Dans un entretien accordé à la chaîne Al Jazeera, Abdelmajid Tebboune est revenu sur les relations problématiques entre Rabat et Alger. Il a déploré le fait que les relations avec le Maroc ont été rompues depuis août 2021 suite, a indiqué le chef d’Etat algérien, aux actes hostiles du royaume. Dès lors, les relations entre l’Algérie et le Maroc ont « atteint un point de non-retour », affirme-t-il.
Il a regretté que les rapports aient atteint ce niveau de détérioration et a signalé que la position de l’Algérie était une « réaction » à ce que faisait le Maroc.

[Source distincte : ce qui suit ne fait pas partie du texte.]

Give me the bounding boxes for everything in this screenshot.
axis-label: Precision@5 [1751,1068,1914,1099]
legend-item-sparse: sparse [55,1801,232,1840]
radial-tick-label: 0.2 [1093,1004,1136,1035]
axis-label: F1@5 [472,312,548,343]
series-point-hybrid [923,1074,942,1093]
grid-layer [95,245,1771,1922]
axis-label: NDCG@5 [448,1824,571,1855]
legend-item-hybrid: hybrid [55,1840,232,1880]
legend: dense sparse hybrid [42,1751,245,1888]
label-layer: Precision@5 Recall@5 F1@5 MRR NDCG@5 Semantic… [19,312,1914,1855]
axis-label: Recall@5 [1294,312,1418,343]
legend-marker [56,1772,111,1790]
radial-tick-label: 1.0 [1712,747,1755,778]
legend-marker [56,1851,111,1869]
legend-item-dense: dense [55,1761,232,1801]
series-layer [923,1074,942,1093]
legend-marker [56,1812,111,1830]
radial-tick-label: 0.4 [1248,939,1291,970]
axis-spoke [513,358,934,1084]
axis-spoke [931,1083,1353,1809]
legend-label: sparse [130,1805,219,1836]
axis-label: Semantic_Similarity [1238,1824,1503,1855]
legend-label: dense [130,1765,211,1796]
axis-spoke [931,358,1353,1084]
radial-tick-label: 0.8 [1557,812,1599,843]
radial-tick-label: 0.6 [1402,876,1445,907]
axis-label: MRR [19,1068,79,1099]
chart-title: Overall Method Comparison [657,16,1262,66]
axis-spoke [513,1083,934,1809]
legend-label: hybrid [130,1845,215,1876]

Fin décembre 2022, A. Tebboune a déclaré à la presse que l’Algérie avait rompu les relations diplomatiques avec le Maroc pour ne pas entrer en guerre. Il a expliqué cette rupture par « les problèmes engrangés depuis 1963 et l’agression des forces spéciales marocaines visant à s’emparer d’une partie de territoires dans l’extrême sud de l’Algérie ». Et d’ajouter : « Nous avons rompu pour ne pas faire la guerre et aucun pays ne peut servir de médiateur entre nous ».
La pomme de discorde entre Rabat et Alger reste la question du Sahara récupéré par le Maroc, ce que le voisin de l’Est conteste en apportant tout l’appui à un mouvement sécessionniste. L’Algérie fait de l’autodétermination son cheval de bataille diplomatique et apporte tout le soutien au Polisario qui se présente comme un mouvement de libération nationale luttant pour l’indépendance.